Environment and Setup Details
Model Name: DeepSeek-OCR.Q8_0.gguf
Vision Tower Path: mmproj.F16.nexa
Library: nexaai (version not specified, but latest available used for the attached code structure)
Plugin ID: cpu_gpu
The failure occurs specifically at the VLM.from_ call, which is where the main model file (.gguf) and the vision projection file (.nexa) are loaded.
Full Code
import os
import io
from nexaai.vlm import VLM
from nexaai.common import GenerationConfig, ModelConfig, MultiModalMessage, MultiModalMessageContent
def vlm_example():
"""VLM Inference example"""
print("=== VLM Inference Example ===")
# Model configuration
# Note: Paths are absolute for clarity
model_name = "D:/29.AURAV_DEV_GITHUB/deepseek-ocr-gguf/DeepSeek-OCR.Q8_0.gguf"
mmproj_path = "D:/29.AURAV_DEV_GITHUB/deepseek-ocr-gguf/mmproj.F16.nexa"
plugin_id = "cpu_gpu"
max_tokens = 100
system_message = "ocr the text from the image."
image_path = 'D:/29.AURAV_DEV_GITHUB/deepseek-ocr-gguf/Screenshot_1.png' # Assuming this path is correct
print(f"Loading model: {model_name}")
print(f"Using plugin: {plugin_id}")
# Check for image existence (omitted check for brevity, as the failure happens before this)
if not (image_path and os.path.exists(image_path)):
print(f"\033[93mWARNING: The specified image_path ('{image_path}') does not exist or was not provided.
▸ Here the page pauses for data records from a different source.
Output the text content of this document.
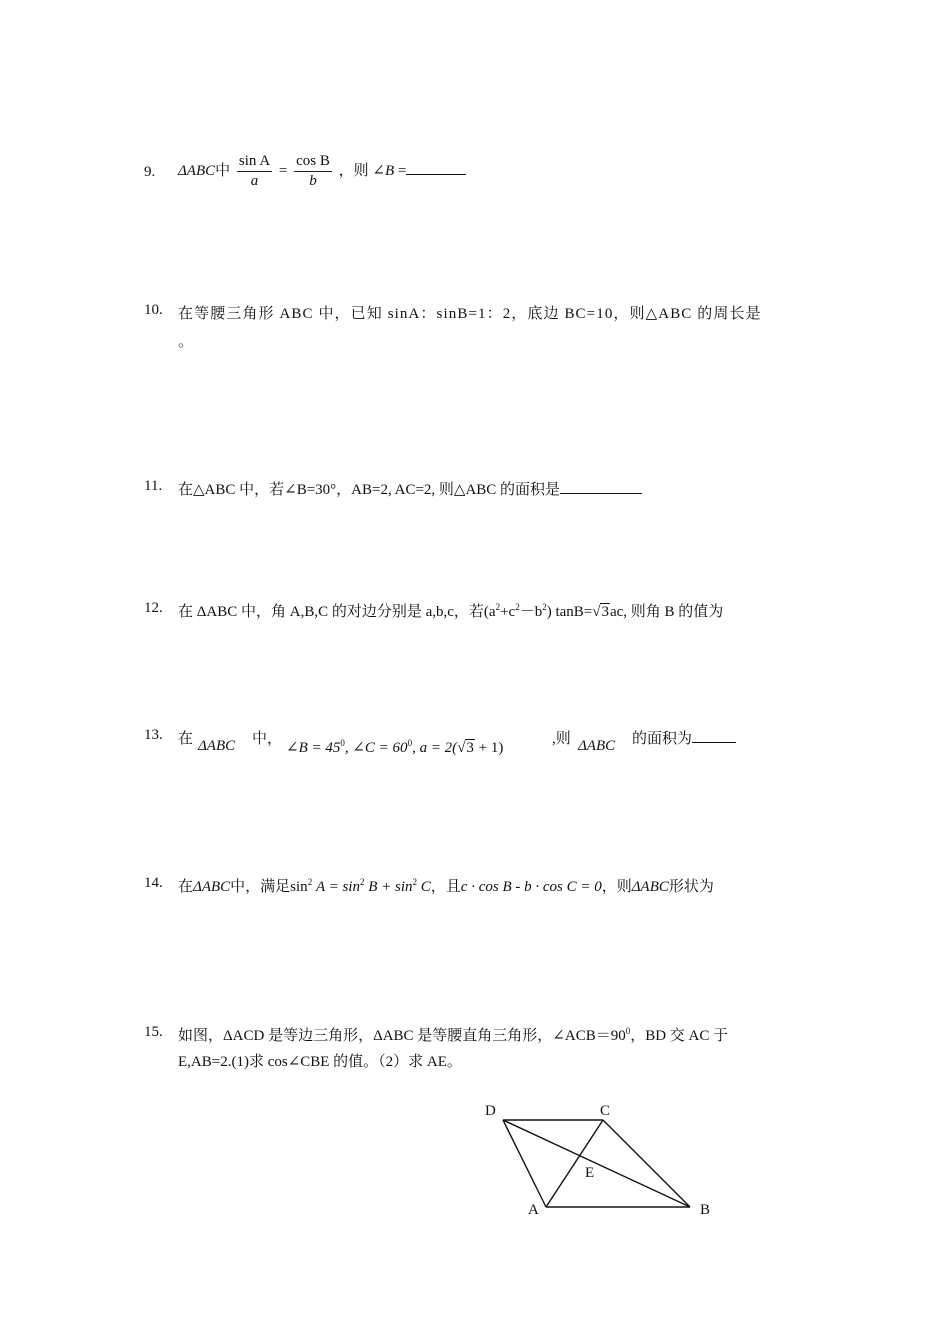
9. ΔABC中 $\frac{\text{sin A}}{a} = \frac{\text{cos B}}{b}$ ，则 ∠B =
10. 在等腰三角形 ABC 中，已知 sinA：sinB=1：2，底边 BC=10，则△ABC 的周长是
。
11. 在△ABC 中，若∠B=30°，AB=2, AC=2, 则△ABC 的面积是
12. 在 ΔABC 中，角 A,B,C 的对边分别是 a,b,c，若$(a^2+c^2-b^2)$ tanB=√3ac, 则角 B 的值为
13. 在 ΔABC 中，
∠B = $45^0$, ∠C = $60^0$, a = 2(√3 + 1)
,则 ΔABC 的面积为
14. 在ΔABC中，满足$\sin^2 A = \sin^2 B + \sin^2 C$，且c · cos B - b · cos C = 0，则ΔABC形状为
15. 如图，ΔACD 是等边三角形，ΔABC 是等腰直角三角形，$\angle ACB=90^0$，BD 交 AC 于
E,AB=2.(1)求 cos∠CBE 的值。（2）求 AE。
D	C
E
A	B
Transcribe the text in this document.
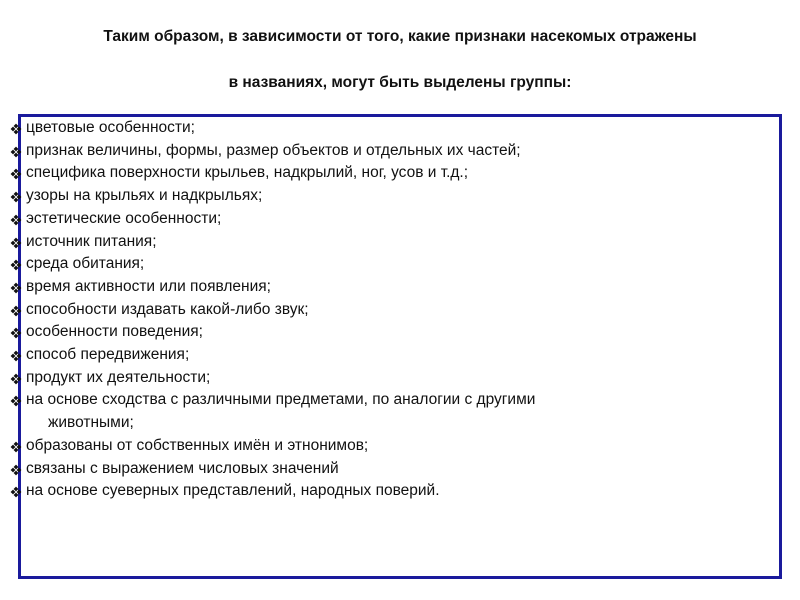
Таким образом, в зависимости от того, какие признаки насекомых отражены
в названиях, могут быть выделены группы:
цветовые особенности;
признак величины, формы, размер объектов и отдельных их частей;
специфика поверхности крыльев, надкрылий, ног, усов и т.д.;
узоры на крыльях и надкрыльях;
эстетические особенности;
источник питания;
среда обитания;
время активности или появления;
способности издавать какой-либо звук;
особенности поведения;
способ передвижения;
продукт их деятельности;
на основе сходства с различными предметами, по аналогии с другими
животными;
образованы от собственных имён и этнонимов;
связаны с выражением числовых значений
на основе суеверных представлений, народных поверий.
Multimodal prompts will not include image input.\033[0m")
# The failure occurs here
m_cfg = ModelConfig()
vlm = VLM.from_(name_or_path=model_name, mmproj_path=mmproj_path, m_cfg=m_cfg, plugin_id=plugin_id)
# Rest of the inference code follows (omitted for troubleshooting scope)
# ...
# ...
vlm_example()
Full Error Log
(venv) PS D:\29.AURAV_DEV_GITHUB\deepseek-ocr-gguf> python run_deepseek_ocr.py
=== VLM Inference Example ===
Loading model: D:/29.AURAV_DEV_GITHUB/deepseek-ocr-gguf/DeepSeek-OCR.Q8_0.gguf
Using plugin: cpu_gpu
Traceback (most recent call last):
File "D:\29.AURAV_DEV_GITHUB\deepseek-ocr-gguf\run_deepseek_ocr.py", line 90, in
vlm_example()
File "D:\29.AURAV_DEV_GITHUB\deepseek-ocr-gguf\run_deepseek_ocr.py", line 32, in vlm_example
vlm = VLM.from_(name_or_path=model_name, mmproj_path=mmproj_path, m_cfg=m_cfg, plugin_id=plugin_id)
File "D:\29.AURAV_DEV_GITHUB\deepseek-ocr-gguf\venv\lib\site-packages\nexaai\utils\model_manager.py", line 1743, in wrapper
return func(*args, **kwargs)
File "D:\29.AURAV_DEV_GITHUB\deepseek-ocr-gguf\venv\lib\site-packages\nexaai\base.py", line 23, in from_
return cls._load_from(name_or_path, **kwargs)
File "D:\29.AURAV_DEV_GITHUB\deepseek-ocr-gguf\venv\lib\site-packages\nexaai\vlm.py", line 48, in _load_from
return PyBindVLMImpl._load_from(local_path, mmproj_path, model_name, m_cfg, plugin_id, device_id)
File "D:\29.AURAV_DEV_GITHUB\deepseek-ocr-gguf\venv\lib\site-packages\nexaai\vlm_impl\pybind_vlm_impl.py", line 80, in _load_from
handle = vlm_bind.create_vlm(
RuntimeError: Failed to create VLM, error message string: Model loading failed
Questions for the Community
Is the DeepSeek-OCR GGUF format (specifically for the multimodal elements) fully supported by the current VLM loader in the nexaai library?
Are there specific formatting or naming requirements for the mmproj.F16.nexa file that I might be missing, or is this error a generic failure during the vision tower's initialization?
Given that other LLMs and VLMs load successfully, what are the most common causes of Model loading failed when dealing with a specific VLM/MM-proj combination like DeepSeek-OCR?
Any guidance on troubleshooting the VLM loading stage would be greatly appreciated!